そして今度は日本がそうした変化を求めている。外務省は昨年、新元号の制定を好機ととらえ、日本人の氏名の書き方を変更するよう外国メディアに要請した。
例えば「シンゾウ・アベ」は姓を最初にして「アベ・シンゾウ」とする。各国のメディアが中国の国家主席を「シー・チンピン」、韓国大統領を「ムン・ジェイン」と表記しているように。
漢字の発音のローマ字表記である「ピンイン」について説明しているロサンゼルス・タイムズ紙(左)とシカゴ・トリビューン紙(画像の一部を加工しています)/LOS ANGELES TIMES/CHICAGO TRIBUNE
もっとも英語メディアがその要請に応えてくれるまでにはまだ相当時間がかかりそうだ。
日本では昔から姓が最初に来る表記が使われていたが、明治時代に入って西洋にならい、英語の表記についてはこの順序がひっくり返された。
だが「姓」が最初に来る書き方に外国人が対応できることは、日本の近隣国が間もなく実証した。日本政府もほぼ20年にわたり、明治時代に覆された順序を再び覆そうと試みており、今回の外国メディアに対する要請もその一環だった。
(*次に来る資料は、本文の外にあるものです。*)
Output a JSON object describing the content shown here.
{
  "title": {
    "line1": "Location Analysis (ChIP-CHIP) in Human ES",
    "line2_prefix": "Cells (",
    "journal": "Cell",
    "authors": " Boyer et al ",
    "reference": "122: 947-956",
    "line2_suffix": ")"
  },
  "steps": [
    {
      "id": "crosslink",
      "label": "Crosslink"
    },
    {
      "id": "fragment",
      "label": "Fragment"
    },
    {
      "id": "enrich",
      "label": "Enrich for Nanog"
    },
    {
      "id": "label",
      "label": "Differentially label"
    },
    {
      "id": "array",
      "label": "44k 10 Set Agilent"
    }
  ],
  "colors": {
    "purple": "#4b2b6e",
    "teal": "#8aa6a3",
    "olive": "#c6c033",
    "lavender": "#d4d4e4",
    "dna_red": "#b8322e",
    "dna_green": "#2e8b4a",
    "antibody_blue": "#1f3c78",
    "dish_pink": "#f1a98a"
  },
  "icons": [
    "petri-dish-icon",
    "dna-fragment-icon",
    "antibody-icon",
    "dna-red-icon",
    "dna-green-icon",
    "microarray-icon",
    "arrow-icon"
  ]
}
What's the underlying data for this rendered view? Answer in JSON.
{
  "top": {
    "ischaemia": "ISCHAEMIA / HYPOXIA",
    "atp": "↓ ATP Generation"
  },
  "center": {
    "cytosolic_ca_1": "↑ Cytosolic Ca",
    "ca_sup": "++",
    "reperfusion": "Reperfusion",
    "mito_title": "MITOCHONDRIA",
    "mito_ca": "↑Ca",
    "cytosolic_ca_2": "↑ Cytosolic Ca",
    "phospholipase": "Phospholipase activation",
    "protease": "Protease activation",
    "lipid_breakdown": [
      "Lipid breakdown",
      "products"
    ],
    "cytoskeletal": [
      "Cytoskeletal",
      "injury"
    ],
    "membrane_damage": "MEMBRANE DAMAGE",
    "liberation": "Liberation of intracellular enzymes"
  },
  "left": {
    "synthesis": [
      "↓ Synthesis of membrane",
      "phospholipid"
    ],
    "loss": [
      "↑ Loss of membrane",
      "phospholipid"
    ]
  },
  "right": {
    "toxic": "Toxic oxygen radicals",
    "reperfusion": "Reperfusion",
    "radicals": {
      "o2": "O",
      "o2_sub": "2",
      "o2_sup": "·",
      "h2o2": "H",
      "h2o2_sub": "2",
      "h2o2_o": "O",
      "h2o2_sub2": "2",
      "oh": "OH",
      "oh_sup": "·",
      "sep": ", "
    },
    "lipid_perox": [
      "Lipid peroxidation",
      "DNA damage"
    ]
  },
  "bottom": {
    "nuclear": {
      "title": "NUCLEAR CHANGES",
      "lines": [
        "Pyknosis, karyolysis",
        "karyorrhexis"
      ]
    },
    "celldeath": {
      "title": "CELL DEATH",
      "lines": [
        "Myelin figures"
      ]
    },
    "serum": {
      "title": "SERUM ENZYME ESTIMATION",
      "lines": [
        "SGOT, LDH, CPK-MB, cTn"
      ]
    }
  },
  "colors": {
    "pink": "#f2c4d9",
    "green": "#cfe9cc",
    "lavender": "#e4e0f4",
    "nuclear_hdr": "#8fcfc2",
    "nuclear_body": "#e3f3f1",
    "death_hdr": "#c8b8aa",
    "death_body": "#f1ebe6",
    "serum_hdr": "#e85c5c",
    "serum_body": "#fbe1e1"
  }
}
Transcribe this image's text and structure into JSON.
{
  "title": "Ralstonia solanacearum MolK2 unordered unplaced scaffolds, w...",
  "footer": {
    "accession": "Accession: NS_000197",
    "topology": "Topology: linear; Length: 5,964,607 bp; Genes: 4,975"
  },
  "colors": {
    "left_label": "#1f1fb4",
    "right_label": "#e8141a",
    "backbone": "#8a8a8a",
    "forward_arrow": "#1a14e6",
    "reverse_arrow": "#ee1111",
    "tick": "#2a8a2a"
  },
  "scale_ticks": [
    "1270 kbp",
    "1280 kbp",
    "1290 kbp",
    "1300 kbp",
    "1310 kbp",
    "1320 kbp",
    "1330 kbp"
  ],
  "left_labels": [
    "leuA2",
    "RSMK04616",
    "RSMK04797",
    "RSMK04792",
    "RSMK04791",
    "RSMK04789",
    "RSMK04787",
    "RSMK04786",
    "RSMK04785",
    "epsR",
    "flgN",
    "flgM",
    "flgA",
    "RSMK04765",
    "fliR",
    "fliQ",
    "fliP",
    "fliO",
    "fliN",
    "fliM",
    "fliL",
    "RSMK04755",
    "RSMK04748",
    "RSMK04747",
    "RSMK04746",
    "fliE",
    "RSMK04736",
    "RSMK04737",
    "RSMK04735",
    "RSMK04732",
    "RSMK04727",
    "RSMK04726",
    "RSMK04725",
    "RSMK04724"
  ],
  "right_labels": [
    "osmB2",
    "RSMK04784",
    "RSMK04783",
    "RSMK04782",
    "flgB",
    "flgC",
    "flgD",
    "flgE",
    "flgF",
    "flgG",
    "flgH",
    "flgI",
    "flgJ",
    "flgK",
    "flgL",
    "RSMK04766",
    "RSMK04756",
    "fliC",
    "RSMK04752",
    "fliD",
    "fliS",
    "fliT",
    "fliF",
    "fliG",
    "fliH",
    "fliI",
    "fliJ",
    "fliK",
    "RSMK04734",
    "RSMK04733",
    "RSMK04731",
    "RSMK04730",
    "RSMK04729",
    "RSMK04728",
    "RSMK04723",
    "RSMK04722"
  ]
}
ただし変化が遅いのは外国人だけではない。ほとんどの日本人は、英語で自分の名を書く場合は姓を後にする書き方になれている。日本政府が首相をはじめとする高官の氏名表記を変えた今も、国内の英字紙などの大部分は依然として「シンゾウ・アベ」を使い続けている。
日本の安倍晋三首相(左)と中国の習近平(シー・チンピン)国家主席。日本政府は「アベ・シンゾウ」のように表記することを求めている/Lintao Zhang/Getty Images AsiaPac/Getty Images
外務省広報によれば、2019年11月の通達により、姓を最初にする形式を1月1日から全省庁で採用することになった。「日本人の氏名については、問題がなければ姓が最初に来る表記を検討するよう、メディア各社に要請している。だが判断については各社に委ねる」と広報は説明している。
今のところ、ほとんどの報道機関は、他社が変更しない限り率先して変更する意向は見せていない。日本の首相の名を「アベ・シンゾウ」と表記する大手報道機関は、CNN Businessが調べた限りでは見つからなかった。
CNNは現時点で「日本人の氏名については名前が最初で姓を後にする形式を使っている。日本の当局者も英語でのコミュニケーションではこの形式を使う傾向にある」とした。「ただしスタイルは進化するものであり、日本政府からの正式要請など重要な変更があれば、当然ながら再考する」と言い添えた。